The use of data Analytics is arguably the most significant development in healthcare in the last ten years. So say many industry pundits, including Sanjeev Agrawal, CIO of LeanTaaS. Insurance, Medicare and other agencies increasingly want to know more than if a service was provided; they want to know the outcome of the patient treatment. In most cases, that involves analytics. However, making the most of this dynamic tool depends on using data and the conclusions you can draw from it in the best possible ways and communicating them effectively. What does that mean for your organization or your medical practice? Consider the following:

Data Analytics in Healthcare: Best Practices

1. Encourage collaboration. One of the worst things you can do is to have each department analyzing the same data at the same time. What a waste of valuable talent and human resources. Instead of this duplication, put in place systems that makes it easy for departments to work together and share the outcome of their analyses. Involving the end user early in the process is also important to making sure that the analysis is answering the question the end user has posed. "Collaboration is a cornerstone to helping drive outcomes," according to Bradley Hunter, a research director at KLAS Research. Ideally, both administrative and clinical personnel should participate in any proposed analytics.

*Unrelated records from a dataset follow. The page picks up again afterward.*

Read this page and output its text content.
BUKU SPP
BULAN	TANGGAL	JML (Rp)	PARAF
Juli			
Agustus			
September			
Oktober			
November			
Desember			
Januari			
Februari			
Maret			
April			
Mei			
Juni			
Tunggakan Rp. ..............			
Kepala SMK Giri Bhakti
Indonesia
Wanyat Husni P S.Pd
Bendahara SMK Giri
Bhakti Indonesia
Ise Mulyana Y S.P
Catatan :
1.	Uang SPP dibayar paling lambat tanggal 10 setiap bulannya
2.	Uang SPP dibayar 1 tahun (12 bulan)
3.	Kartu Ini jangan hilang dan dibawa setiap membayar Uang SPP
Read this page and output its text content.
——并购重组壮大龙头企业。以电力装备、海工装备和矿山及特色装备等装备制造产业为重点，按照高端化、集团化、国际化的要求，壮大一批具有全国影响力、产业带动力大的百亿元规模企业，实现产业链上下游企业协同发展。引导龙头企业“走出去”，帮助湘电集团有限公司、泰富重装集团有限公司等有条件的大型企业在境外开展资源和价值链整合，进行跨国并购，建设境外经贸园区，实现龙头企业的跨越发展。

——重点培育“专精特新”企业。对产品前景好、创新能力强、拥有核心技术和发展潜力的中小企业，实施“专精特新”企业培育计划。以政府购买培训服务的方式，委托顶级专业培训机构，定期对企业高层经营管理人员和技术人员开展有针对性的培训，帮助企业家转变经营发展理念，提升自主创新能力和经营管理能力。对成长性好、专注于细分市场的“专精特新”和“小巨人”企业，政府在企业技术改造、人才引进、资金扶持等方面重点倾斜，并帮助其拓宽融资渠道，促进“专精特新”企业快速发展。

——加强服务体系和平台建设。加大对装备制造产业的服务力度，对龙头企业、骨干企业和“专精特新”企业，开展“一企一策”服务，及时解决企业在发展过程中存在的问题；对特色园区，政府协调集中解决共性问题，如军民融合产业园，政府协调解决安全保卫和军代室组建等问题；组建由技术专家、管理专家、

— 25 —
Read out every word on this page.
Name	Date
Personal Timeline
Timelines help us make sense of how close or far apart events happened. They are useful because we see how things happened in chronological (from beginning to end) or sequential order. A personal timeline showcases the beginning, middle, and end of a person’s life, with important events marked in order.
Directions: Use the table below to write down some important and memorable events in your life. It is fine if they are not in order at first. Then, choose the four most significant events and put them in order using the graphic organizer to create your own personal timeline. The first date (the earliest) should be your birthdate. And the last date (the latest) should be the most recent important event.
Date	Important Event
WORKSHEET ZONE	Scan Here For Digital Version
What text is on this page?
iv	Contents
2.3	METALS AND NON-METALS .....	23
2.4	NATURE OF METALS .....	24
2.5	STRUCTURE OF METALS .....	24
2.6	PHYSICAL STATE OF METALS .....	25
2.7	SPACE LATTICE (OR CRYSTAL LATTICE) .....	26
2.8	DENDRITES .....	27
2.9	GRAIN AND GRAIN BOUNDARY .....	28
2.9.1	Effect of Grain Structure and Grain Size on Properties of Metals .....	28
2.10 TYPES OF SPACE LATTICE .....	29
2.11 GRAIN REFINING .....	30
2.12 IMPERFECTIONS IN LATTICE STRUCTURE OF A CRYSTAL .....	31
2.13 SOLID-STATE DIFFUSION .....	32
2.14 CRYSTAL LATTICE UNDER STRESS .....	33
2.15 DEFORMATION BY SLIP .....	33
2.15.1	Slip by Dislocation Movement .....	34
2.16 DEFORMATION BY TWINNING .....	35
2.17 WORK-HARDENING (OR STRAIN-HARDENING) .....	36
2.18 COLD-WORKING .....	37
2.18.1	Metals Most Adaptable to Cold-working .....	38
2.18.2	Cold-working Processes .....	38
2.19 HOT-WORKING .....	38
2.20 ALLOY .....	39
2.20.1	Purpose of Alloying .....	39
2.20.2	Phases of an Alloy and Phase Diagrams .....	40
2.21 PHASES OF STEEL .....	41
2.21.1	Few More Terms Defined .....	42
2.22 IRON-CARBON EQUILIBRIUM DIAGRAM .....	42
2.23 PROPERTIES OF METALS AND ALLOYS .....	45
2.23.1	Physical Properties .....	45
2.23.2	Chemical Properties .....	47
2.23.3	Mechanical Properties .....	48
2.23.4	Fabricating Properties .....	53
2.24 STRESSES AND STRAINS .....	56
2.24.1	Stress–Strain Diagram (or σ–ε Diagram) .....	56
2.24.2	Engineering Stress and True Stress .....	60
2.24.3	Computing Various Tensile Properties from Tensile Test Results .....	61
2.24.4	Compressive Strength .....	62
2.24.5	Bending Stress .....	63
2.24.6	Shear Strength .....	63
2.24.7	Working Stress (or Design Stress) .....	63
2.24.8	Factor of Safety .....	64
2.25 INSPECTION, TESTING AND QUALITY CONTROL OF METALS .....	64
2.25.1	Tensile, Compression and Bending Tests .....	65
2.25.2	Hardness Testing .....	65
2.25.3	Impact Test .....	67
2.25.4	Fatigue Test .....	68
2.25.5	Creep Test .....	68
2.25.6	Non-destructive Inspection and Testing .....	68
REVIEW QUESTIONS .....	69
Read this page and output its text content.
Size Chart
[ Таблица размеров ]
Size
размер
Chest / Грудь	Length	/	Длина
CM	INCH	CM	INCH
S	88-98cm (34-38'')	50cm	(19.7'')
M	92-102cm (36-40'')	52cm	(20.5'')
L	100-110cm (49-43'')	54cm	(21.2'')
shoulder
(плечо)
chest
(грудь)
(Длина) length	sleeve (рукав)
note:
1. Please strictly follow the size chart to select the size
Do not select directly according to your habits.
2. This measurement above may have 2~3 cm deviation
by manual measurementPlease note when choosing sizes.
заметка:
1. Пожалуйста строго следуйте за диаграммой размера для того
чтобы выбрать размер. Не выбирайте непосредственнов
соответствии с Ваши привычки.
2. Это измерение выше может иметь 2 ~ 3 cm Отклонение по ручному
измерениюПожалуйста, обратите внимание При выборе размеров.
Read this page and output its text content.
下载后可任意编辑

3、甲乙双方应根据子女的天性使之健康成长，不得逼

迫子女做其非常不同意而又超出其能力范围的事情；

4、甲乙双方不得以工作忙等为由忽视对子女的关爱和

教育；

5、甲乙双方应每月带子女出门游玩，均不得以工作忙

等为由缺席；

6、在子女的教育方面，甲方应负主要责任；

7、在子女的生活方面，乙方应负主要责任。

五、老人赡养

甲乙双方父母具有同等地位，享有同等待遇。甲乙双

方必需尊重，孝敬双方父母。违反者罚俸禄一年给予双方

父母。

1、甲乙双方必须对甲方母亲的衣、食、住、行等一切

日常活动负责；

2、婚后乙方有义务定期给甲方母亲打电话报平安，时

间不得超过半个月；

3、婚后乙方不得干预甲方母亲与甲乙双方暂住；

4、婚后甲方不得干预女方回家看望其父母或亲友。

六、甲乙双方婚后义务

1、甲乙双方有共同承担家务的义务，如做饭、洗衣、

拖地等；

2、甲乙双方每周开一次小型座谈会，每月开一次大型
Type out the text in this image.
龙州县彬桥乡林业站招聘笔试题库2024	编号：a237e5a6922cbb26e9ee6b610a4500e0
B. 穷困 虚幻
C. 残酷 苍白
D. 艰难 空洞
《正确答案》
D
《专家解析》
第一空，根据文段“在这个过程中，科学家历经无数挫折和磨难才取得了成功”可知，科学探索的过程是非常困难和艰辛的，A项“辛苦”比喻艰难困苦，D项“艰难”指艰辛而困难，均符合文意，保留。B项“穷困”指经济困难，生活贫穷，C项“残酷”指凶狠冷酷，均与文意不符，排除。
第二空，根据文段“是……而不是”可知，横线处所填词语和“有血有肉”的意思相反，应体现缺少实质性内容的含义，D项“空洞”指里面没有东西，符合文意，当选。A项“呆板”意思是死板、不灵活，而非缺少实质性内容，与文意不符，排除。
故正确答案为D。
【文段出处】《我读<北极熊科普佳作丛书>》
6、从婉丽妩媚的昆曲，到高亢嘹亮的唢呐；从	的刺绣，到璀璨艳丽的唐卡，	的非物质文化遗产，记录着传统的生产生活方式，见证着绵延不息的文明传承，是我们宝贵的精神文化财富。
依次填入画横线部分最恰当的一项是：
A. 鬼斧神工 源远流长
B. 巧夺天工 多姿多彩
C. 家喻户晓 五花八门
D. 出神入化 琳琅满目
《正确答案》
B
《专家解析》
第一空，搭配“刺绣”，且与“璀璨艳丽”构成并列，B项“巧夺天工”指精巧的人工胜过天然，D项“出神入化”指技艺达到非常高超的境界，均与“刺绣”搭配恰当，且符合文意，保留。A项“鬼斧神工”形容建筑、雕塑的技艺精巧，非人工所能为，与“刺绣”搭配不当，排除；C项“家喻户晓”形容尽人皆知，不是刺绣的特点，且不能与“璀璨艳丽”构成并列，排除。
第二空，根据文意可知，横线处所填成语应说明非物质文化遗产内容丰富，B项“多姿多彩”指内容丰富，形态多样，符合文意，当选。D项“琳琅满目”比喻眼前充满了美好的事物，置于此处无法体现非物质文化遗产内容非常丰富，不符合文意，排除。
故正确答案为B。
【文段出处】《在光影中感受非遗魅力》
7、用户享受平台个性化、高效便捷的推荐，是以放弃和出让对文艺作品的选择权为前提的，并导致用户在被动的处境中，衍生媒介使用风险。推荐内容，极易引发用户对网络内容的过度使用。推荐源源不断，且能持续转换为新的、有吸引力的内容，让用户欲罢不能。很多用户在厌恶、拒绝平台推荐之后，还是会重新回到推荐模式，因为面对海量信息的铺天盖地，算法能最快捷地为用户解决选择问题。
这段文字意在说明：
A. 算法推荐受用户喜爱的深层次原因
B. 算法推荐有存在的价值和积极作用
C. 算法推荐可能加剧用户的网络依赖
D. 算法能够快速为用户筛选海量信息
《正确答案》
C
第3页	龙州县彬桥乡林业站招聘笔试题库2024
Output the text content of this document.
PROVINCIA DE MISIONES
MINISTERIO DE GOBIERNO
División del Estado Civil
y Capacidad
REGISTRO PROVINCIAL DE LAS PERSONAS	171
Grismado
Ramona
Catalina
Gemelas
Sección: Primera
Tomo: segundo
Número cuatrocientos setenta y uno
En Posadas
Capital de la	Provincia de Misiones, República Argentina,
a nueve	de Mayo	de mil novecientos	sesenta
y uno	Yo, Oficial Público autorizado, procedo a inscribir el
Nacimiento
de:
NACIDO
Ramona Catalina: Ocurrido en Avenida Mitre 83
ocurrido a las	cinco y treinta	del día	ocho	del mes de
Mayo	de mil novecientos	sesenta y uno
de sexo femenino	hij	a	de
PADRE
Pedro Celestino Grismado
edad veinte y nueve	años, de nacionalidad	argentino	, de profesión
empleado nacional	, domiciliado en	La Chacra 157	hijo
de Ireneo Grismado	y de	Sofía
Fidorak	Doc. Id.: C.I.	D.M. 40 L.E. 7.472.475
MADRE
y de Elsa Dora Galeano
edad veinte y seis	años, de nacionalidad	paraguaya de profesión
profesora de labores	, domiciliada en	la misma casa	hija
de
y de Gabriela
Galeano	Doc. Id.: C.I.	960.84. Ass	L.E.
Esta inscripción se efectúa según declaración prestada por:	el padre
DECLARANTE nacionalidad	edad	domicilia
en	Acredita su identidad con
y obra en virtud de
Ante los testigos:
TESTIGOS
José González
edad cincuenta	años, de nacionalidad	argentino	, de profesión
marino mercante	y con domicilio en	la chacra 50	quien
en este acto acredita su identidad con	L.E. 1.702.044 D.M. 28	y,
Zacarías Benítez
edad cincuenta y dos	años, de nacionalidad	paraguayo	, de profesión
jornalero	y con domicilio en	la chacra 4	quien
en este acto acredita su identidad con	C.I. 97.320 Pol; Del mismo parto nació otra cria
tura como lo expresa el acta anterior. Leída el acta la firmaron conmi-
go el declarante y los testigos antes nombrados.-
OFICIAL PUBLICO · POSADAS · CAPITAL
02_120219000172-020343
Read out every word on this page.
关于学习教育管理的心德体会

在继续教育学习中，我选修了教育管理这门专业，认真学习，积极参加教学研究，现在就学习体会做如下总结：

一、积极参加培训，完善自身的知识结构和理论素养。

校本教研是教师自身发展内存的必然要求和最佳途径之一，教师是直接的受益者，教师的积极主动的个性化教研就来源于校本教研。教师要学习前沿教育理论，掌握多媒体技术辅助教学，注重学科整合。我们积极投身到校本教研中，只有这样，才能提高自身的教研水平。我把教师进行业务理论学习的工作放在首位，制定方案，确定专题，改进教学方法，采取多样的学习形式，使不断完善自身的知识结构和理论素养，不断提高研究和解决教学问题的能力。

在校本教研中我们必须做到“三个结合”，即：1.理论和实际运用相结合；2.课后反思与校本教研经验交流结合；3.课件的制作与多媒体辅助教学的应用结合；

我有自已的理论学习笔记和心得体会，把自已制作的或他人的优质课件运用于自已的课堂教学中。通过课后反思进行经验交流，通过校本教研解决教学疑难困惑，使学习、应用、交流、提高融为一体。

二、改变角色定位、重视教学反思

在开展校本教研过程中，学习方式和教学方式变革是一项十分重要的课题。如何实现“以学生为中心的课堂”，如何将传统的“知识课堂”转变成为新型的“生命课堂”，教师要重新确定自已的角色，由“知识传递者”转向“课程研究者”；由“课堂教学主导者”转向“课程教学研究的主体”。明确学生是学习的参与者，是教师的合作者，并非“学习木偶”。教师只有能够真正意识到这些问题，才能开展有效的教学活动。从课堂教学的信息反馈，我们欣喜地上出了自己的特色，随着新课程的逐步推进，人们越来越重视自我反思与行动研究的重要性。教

2. Make use of natural language in EHR. Using less clinical language when working with electronic health records (EHRs) and other data input makes it easier for non-medical staff and artificial intelligence to understand and work with these records and this data. Starting this practice now can give your organization a big step forward as AI becomes more prevalent in healthcare data analysis.

3. Let a business case drive your analysis. Spending time on data analytics may be interesting, but in and of itself, such analytics don't often further your business. For best results from data analytics, use the data to answer and support a business case, such as how to shorten patient lengths of stay, how to cut costs without sacrificing the quality of patient care, how to provide better patient care or how to best fill in the gaps in patient care.

4. Start with those applications where time and resources can be saved. The best starting point for data analytics in any healthcare organization is to look for ways to immediately free up either time or money or both. These applications can be either on the administrative or the clinical side of your operation lowering professional liability coverage costs for health professional across the board.

5. Hone your data visualization communication skills. Data analysts need to be great communicators. Even the best and brightest analysts won't be effective if they can't translate their results into language that the end users will understand. Tableau Software calls increased communication skills among data analysts one of the trends to watch for in healthcare analytics in 2019. Data visualization, also called data storytelling, is one of the best ways to overcome communication issues between technical and administrative staff. Simply put, data visualization is the art and science of using visual elements like charts, graphs and maps to help explain the steps taken to arrive at the analytics team's conclusion.

Data analytics in healthcare doesn't have to be intimidating. To get the most out of this useful and increasingly essential tool, encourage interdepartmental sharing of information, use natural not technical language in your EHRs and other data input, utilize analytics to help solve a business concern, become experts at using and learning via data visualization and begin any analytics project by looking for ways to free up time and money.